Eventing

This section contains the following topics:

Event Performance Guidelines

Performance Management Events

Baseline Averages

How to Monitor Device Performance Using Events

Monitoring Metrics with Event Rules

View Events

How to Configure Notifications from Event Manager

Event Performance Guidelines

The following configuration was used to validate and benchmark event performance:

A system in full conformance with recommended specifications for a “medium” production system of 500K polled items (referring to system sizing specifications).
10 event rules, spread over 7 monitoring profiles that are being used on polled items.
- There was 1 event rule being evaluated at the 1-minute rate on a metric family comprising ~33 percent of our polled items.
- There was 1 event rule being evaluated at the 15-minute rate on a metric family comprising ~33 percent of our polled items.
- The remaining rules were applied to a portion of the remaining items being polled at 5 minutes.
- The event rules were spread out evenly over 4 metric families.
- Each rule had 1 fixed condition and 1 standard deviation condition.
- 6 event rules had a duration of 5 minutes and window of 15 minutes.
- 4 event rules had a duration of 15 minutes and window of 60 minutes.
Note: For optimal performance, minimize the number of monitoring profiles that have event rules for the same metric family. For example, one monitoring profile with ten rules for the Interfaces metric family will perform better than ten monitoring profiles with one rule for Interfaces metric family, when applied to the same set of devices.
100K polled items had a varying number of event rules that were associated to them.
There were 5 Data Collector systems, each polling approximately 1/5th of the items.

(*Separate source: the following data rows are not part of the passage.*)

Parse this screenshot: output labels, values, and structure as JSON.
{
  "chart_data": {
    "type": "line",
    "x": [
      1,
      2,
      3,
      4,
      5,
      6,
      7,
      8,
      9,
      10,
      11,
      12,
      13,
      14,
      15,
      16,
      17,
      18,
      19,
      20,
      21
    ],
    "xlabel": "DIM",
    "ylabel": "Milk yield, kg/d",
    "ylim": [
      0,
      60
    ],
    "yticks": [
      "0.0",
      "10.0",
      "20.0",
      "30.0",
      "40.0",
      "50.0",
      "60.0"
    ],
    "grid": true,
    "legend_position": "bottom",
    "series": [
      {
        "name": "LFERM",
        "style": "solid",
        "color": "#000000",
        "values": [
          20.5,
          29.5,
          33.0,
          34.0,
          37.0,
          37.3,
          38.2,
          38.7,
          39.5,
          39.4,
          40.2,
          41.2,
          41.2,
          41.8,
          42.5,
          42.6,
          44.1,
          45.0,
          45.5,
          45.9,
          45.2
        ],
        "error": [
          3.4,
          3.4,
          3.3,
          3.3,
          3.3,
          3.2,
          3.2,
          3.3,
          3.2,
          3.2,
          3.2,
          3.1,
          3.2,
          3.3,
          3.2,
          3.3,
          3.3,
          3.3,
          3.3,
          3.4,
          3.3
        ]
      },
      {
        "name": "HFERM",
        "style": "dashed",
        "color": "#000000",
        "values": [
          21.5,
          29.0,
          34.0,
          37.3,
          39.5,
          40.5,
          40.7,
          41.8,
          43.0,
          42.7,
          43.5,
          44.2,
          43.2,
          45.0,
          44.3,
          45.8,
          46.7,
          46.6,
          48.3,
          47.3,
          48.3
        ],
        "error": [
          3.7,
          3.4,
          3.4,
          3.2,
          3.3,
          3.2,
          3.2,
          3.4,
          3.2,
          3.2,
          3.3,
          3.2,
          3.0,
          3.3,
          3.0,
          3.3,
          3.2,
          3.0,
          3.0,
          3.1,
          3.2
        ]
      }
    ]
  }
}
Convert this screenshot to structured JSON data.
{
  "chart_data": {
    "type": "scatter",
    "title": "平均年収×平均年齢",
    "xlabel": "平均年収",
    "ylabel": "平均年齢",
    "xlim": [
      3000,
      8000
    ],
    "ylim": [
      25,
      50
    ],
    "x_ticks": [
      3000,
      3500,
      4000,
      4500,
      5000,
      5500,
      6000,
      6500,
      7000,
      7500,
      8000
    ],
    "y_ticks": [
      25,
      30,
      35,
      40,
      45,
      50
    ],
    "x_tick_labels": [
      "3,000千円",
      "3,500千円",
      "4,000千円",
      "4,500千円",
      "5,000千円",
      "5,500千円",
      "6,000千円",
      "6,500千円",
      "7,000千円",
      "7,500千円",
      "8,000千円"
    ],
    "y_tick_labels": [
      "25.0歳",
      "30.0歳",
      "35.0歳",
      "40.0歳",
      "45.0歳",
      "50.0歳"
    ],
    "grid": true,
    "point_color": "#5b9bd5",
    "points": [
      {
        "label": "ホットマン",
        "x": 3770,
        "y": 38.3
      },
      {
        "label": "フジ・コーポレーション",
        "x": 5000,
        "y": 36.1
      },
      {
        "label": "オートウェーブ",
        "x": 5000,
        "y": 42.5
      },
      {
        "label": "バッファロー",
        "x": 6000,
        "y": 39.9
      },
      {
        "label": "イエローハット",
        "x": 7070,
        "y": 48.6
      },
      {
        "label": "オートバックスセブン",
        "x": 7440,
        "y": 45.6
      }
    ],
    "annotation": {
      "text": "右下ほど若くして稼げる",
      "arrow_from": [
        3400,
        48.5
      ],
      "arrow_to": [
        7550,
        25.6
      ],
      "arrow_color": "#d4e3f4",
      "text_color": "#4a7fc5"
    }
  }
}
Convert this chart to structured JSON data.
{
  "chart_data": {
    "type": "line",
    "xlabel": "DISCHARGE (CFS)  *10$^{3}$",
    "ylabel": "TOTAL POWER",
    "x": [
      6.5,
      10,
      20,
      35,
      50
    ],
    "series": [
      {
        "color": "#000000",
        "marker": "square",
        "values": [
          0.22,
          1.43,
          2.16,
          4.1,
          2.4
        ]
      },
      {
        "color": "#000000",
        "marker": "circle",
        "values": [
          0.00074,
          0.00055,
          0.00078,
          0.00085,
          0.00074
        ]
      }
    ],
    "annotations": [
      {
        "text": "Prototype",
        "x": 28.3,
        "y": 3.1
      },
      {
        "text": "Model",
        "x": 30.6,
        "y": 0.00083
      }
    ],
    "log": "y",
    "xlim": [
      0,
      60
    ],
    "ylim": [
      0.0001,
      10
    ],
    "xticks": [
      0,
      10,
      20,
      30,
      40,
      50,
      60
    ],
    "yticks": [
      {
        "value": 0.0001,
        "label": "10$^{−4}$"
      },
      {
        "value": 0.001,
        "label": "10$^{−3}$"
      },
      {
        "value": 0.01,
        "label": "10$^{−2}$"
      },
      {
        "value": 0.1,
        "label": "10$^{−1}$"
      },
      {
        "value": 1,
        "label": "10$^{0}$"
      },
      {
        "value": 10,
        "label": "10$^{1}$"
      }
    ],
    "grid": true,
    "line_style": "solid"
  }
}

How to Monitor Event Processing

To determine if you are doing too much eventing, you need to monitor a few key performance indicators in Data Aggregator. Eventing in Data Aggregator is performed in batches (such as, events are evaluated and generated for large groups of items at once). For this reason, we used a variety of metrics that were tracked through the Data Aggregator system’s self-monitoring mechanism to assess the health of the Data Aggregator system. To view these important metrics, add a custom IM Device MultiTrend view to a dashboard. Edit the dashboard, using the following metrics from the metric family Data Aggregator Event Calculation Times:

Event Process Queue Size – Shows the size of the event processing queue. A constant value of zero, one, or two indicates that this system is in good health and is able to maintain current eventing. A constant value larger than 2 indicates that the system is able to maintain current eventing loads, although the system is potentially behind (processing polls older than the current poll cycle). An increase in queue size without a subsequent recovery (trending downward) indicates that eventing is backed up and your system may be at risk.
The following two metrics complement each other.
- Count of Cleared Events – Number of cleared events that are in the reporting resolution window.
- Count of Created Events – Number of raised events that are in the reporting resolution window.
A continuously large number of events that are raised or cleared can impact the Event Manager database.

If the combined total of these two metrics goes over 900 events in a 5-minute poll cycle, then you have exceeded the recommended 2-3 events per second generation rate recommended for medium systems. Event generation/clear bursts over the 900 events in a 5-minute poll cycle is acceptable.
Count of Processed Event Rule Evaluations – An event rule evaluation is the evaluation of a single event rule against a single item. This metric tracks the sum of event rules, multiplied by the number of items those rules are applied to. The higher the number of evaluations, the more work your system is doing. However, not all evaluations are created equal. For example, evaluations with more conditions, more standard deviation conditions, or longer duration and window are more expensive than those evaluations with fewer, fixed conditions using a smaller duration and window. As such, you may be able to do more or less evaluations, depending on your event rules.
In our test environment, as described previously, we saw that exceeding 150K evaluations for a 5-minute poll cycle put the system at risk.
Total Time to Calculate Events – Total amount of time that was spent processing events for this metric family. If this number exceeds the number of seconds in the reporting resolution window, then it is an indication that eventing was delayed or backlogged at that point in time.

By watching all of these metrics over time you can judge the health of event performance on your system. Additionally, if the Karaf log on the Data Aggregator system contains database and/or other errors, this can be an indication of a system under stress. In general, these self-monitored metrics should be steady. However during the evening hours (by default between 2 and 4 AM UTC), some database intensive jobs are run which can cause fluctuations in the self-monitored metrics. If the metrics return to a steady state, the system can be considered still in good health (although events can be delayed during the time the system is busy).

We recommend that you turn on eventing slowly and judge the system health before moving forward with different rules. We also recommend that you monitor the health of the system over 24 hours after each subsequent change, as there is nightly processing that can have an impact even though eventing may appear steady through-out the day-time hours.

How to Remediate When the Threshold is Exceeded

To remediate when you exceed the threshold, follow this process:

Turn off event rules one at a time. Check the performance after you turn off each rule before turning off another rule.
Reduce the number of items being polled.
Reduce the number of monitoring profiles with event rules that are polling items.
If these steps do not improve the performance, contact CA Support.